I’ve been rereading the Bible during my sabbatical.  I have to admit that the horrific stories of the Old Testament are troublesome to a “post-modern” philosoph.  The best I can come up with is that those stories were from a different time and place.  Scholars have described the conquest of Canaan in the book of Joshua as God’s “Holy War.”  I’m not making excuses or justifying the slaughter; I wasn’t there and my opinion wasn’t sought.  I do believe the Bible is a foundational collection of wisdom in stories and observations that transcend space and time.  And through the prophet Isaiah, God will say that His ways and thoughts are not ours.  That is certainly true.

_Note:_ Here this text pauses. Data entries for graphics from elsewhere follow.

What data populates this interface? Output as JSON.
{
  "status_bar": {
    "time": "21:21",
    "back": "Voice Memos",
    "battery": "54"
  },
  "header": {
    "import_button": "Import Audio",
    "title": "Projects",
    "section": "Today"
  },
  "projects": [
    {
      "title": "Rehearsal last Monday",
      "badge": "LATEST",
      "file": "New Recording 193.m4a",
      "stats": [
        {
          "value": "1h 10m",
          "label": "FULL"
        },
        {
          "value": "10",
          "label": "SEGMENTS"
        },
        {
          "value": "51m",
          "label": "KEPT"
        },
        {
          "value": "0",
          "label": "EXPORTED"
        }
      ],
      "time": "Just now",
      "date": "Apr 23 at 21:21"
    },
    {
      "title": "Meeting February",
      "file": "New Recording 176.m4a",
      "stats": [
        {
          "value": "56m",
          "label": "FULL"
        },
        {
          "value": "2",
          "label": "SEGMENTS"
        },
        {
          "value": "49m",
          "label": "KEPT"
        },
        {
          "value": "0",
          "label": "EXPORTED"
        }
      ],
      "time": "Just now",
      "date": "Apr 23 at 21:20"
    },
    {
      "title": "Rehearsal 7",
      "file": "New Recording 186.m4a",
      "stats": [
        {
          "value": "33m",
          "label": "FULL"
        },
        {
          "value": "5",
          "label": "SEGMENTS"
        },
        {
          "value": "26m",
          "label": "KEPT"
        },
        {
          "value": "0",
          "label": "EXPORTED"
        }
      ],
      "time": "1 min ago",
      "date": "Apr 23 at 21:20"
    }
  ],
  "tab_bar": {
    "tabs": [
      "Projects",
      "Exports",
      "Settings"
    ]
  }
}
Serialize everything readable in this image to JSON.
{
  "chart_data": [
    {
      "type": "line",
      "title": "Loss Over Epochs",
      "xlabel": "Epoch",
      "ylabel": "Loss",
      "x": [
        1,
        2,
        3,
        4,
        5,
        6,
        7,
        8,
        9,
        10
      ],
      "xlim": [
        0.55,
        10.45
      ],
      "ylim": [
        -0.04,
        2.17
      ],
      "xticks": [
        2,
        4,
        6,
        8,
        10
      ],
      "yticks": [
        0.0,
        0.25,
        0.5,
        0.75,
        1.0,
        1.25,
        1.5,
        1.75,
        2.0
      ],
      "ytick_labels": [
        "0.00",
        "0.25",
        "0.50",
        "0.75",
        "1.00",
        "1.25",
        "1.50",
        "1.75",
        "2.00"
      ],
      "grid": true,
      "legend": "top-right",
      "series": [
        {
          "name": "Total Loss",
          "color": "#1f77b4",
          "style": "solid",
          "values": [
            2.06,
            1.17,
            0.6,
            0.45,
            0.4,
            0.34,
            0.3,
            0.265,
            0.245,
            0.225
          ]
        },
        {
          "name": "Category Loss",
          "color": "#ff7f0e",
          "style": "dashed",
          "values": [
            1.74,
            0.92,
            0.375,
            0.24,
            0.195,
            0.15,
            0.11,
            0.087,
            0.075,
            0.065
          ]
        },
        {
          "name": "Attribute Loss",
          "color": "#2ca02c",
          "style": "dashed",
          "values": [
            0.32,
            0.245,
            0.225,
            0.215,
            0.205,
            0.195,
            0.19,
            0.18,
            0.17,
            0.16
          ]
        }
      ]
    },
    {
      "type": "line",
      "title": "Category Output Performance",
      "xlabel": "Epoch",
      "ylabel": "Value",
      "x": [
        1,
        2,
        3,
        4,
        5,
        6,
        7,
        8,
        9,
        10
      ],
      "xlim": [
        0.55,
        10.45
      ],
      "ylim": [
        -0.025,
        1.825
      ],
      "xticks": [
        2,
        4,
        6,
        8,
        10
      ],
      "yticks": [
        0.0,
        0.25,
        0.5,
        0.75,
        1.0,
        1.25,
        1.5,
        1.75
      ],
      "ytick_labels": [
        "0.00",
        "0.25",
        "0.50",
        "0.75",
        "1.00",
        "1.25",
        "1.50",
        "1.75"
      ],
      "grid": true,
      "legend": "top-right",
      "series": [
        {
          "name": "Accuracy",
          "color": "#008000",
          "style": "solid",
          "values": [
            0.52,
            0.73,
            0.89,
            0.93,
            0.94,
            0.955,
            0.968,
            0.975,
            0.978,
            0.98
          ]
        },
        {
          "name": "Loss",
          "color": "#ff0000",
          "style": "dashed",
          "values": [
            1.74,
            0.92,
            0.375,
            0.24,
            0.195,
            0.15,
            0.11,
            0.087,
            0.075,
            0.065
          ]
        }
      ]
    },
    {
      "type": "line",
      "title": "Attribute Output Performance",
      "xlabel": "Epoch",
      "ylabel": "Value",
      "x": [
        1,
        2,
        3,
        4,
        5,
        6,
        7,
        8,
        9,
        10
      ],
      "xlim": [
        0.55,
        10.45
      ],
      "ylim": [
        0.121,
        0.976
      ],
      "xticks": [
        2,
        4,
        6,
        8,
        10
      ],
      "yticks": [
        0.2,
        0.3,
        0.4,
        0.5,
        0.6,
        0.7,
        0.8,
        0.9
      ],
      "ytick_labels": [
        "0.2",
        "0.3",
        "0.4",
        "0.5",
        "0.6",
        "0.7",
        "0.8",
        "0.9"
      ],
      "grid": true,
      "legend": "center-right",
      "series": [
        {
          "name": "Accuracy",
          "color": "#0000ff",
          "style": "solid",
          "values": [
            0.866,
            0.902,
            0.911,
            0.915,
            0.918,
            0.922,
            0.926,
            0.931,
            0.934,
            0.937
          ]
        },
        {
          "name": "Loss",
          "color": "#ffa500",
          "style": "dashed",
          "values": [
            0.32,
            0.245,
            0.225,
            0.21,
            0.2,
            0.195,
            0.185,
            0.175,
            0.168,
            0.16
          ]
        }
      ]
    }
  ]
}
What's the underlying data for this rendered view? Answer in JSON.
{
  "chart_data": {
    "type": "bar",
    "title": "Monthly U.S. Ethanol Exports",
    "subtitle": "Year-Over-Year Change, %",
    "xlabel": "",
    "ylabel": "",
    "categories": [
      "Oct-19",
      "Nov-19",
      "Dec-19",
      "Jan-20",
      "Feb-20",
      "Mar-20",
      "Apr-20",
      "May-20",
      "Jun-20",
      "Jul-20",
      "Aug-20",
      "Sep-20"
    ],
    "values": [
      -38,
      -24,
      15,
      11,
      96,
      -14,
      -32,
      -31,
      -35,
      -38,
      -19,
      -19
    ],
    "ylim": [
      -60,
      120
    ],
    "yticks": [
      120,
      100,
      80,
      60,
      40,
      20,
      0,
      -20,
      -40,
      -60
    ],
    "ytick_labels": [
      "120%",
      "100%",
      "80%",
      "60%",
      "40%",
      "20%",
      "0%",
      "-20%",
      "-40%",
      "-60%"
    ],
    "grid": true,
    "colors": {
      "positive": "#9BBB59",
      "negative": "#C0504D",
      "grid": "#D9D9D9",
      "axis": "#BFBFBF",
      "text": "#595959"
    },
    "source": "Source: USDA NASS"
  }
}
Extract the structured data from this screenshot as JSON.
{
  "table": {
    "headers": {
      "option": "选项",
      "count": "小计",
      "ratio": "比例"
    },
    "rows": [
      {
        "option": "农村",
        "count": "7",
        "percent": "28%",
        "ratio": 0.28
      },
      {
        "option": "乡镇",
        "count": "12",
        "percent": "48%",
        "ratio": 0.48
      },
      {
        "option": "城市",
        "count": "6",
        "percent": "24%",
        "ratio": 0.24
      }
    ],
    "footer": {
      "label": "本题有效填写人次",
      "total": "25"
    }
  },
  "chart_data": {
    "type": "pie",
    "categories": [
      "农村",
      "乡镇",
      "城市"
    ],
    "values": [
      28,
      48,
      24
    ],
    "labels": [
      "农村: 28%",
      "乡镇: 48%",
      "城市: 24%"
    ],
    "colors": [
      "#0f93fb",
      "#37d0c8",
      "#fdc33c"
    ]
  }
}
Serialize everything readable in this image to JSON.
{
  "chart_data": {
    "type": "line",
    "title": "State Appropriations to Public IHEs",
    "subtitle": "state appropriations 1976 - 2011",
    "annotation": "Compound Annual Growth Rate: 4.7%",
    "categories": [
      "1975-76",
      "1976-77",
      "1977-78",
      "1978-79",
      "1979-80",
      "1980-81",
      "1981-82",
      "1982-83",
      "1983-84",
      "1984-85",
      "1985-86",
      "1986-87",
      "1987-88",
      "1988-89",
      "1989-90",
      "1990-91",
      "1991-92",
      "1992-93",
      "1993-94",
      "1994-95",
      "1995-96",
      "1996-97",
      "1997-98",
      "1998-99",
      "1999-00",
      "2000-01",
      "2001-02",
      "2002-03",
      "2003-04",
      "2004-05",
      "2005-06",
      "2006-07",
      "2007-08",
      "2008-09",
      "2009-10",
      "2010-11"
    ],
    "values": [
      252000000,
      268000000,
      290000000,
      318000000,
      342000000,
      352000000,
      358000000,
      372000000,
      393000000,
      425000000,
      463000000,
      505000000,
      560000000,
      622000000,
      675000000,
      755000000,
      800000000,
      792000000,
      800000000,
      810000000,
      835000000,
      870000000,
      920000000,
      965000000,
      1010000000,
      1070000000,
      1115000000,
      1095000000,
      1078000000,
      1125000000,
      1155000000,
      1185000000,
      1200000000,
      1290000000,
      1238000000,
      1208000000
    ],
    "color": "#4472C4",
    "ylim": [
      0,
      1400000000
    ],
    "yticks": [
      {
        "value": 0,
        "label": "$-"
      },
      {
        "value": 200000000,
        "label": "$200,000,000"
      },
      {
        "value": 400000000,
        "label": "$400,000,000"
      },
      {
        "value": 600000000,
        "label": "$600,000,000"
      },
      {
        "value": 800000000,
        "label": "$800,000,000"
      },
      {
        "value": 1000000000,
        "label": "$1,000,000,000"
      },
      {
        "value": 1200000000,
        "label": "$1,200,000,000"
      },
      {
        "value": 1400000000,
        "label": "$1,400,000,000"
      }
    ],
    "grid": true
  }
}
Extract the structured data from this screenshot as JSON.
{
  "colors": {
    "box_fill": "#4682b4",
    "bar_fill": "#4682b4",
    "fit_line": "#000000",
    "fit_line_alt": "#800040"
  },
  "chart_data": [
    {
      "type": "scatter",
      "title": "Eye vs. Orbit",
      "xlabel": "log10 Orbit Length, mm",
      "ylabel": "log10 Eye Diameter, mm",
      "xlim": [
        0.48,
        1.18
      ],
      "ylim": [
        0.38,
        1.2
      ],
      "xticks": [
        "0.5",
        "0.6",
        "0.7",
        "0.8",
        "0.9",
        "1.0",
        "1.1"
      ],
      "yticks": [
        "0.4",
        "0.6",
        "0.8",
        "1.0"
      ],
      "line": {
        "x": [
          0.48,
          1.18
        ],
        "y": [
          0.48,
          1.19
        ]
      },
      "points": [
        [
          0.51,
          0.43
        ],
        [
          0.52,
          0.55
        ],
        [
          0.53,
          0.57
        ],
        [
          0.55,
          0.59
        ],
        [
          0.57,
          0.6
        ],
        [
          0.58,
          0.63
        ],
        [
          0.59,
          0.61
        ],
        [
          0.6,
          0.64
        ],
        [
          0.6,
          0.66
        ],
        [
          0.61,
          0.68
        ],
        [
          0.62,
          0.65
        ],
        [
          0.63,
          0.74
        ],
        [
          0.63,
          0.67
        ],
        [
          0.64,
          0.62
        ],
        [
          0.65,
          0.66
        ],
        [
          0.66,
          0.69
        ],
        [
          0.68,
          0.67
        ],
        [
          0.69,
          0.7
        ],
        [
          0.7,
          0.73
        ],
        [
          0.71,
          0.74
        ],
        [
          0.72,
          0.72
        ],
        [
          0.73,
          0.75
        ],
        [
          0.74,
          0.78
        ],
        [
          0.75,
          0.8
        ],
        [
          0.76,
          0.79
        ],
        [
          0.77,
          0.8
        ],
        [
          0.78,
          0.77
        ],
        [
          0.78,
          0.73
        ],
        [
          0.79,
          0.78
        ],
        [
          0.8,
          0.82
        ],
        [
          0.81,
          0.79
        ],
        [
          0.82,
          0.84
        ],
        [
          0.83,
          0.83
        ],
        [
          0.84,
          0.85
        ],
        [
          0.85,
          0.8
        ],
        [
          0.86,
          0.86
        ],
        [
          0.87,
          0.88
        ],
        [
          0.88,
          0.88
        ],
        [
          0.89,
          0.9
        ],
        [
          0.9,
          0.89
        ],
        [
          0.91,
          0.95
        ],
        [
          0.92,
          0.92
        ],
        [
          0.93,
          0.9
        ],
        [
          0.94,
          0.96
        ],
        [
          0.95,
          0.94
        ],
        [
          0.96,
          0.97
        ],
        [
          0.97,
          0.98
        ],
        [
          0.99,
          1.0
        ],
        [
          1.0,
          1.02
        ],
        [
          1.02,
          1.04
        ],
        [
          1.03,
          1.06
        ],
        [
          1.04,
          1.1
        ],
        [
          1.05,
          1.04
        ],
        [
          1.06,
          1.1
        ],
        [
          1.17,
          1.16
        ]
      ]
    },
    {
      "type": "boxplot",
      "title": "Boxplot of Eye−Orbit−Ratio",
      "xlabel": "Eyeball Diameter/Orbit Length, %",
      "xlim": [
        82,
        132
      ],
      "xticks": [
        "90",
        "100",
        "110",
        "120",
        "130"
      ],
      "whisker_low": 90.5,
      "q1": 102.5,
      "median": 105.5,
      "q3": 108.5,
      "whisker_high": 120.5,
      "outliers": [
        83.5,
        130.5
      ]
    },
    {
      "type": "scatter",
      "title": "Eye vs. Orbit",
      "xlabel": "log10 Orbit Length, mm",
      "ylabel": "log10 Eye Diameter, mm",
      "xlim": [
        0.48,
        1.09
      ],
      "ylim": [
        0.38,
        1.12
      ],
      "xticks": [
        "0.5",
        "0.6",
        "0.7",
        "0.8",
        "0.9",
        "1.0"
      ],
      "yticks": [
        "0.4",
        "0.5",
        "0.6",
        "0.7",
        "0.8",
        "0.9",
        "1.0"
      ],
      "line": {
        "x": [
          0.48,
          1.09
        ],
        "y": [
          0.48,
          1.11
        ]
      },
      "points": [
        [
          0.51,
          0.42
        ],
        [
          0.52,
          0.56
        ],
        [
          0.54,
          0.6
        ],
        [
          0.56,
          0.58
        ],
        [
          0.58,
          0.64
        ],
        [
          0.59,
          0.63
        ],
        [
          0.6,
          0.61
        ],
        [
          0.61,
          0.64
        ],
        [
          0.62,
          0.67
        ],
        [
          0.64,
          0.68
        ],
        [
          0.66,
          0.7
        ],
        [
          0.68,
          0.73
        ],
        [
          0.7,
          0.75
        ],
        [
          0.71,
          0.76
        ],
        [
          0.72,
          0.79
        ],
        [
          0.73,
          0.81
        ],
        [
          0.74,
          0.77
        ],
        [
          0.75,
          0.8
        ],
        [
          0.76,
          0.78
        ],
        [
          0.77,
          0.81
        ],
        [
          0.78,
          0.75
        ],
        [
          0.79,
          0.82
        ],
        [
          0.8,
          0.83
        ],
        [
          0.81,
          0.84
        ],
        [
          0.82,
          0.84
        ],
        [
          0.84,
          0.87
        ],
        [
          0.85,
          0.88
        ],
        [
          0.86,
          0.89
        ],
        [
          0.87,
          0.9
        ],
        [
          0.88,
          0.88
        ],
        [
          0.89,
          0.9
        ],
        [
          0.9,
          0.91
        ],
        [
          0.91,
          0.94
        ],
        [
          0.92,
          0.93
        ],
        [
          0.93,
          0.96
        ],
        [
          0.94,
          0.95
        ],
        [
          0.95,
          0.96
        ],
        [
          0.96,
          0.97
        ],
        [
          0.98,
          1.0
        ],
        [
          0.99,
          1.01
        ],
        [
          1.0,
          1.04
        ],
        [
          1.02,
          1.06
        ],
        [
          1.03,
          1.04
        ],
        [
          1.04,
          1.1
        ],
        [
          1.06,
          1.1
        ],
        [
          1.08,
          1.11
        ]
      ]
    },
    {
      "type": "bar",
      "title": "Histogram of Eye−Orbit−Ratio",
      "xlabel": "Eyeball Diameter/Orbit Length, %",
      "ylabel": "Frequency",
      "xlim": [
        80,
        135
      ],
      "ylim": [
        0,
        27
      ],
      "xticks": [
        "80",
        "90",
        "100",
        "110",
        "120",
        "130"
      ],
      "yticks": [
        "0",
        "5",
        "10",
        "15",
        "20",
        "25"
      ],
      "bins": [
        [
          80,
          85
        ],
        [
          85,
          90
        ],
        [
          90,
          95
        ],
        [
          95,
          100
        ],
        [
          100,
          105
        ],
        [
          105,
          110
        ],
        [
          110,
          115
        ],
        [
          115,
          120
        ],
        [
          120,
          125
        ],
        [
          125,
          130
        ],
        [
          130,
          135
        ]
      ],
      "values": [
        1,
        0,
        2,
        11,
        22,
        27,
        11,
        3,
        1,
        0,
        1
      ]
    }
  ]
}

So, where does this leave us?  Are there standards by which we measure ourselves or determine what is right?  The great twelfth century Scholastic philosopher and theologian Thomas Aquinas posited four levels of laws.  The highest is God’s Universal Law within which all Creation exists.  This presupposes a Creator of the Creation instead of a random universe.  Subsequent laws can be imagined as ever smaller spheres within the Universal.  The next level is Divine Law such as the Ten Commandments.  Smaller still is the sphere of natural law which governs our physical universe.  In other words, my dog, Jack, acts like a dog because of nature’s law.  The lowest sphere of function is positive law or the laws made by man, from speed limits to Obama-care.  Obviously, the most important laws are based on the higher planes of reference.

From my perspective it’s wrong for my well fed dog to senselessly kill a rabbit, but it’s his nature, and he is therefore not judged against God’s standard as we are.  Bill Maher should be glad that he lives within a culture that allows his indecency and gives him  choice.  God has provided us not only with choice but a conscience that

C. S. Lewis identified as moral law.  In other words some of us recognize this sense of right that is transcultural.

My friend tells a story about faith and knowledge.  He says, “I have a quarter in my hand,” and because I know and trust him, I say, “OK, I believe you.”  He then opens his hand to show me the quarter.  “I’ve just destroyed your faith,” he says, because “faith has  been  replaced by observational knowledge.”  Some people hold that faith is the absence of doubt.  I disagree.  My friend proved to me that faith transcends knowledge.

I believe faith is more a choice than just acceptance.  In the 9th chapter of Mark’s Gospel, a boy with terrible epilepsy was brought to Jesus.  The father asked Jesus if he could help his son, and Jesus responded that “everything is possible for him who believes.”  The desperate father then says, “I do believe; help me overcome my unbelief.”

So it is with a faith perspective.  Basically, it is a choice.  Do you trust solely in the observations of man or do you trust in the Wisdom of the ages?  Recall that at one time we believed that Newton’s Law of Gravity was the explanation of planetary movement.  Einstein in his General Theory of Relativity proved him wrong.  What other Holy Grails will fall with time?

I remain a scientist and use my senses to observe the world around me.  But, I also use my mind and intuition which is an amalgam of my senses and my mind.  Why would I choose to blunt my vision and not use all avenues of exploration?

The American philosopher William James once said that if there are two equally plausible explanations and there is no incontrovertible evidence that either is correct, the rational man is free to choose the explanation that works best for him.  James was given the moniker of pragmatism, which he hated.

Perhaps Robert Frost said it best, “I shall be telling this with a sigh somewhere ages and ages hence: two roads diverged in a wood, and I – I took the one less traveled by, and  that has made all the difference.”

I choose the path of belief.  It is not blind acceptance, but I trust in the Master.  It makes life better now, and there is the hope of then.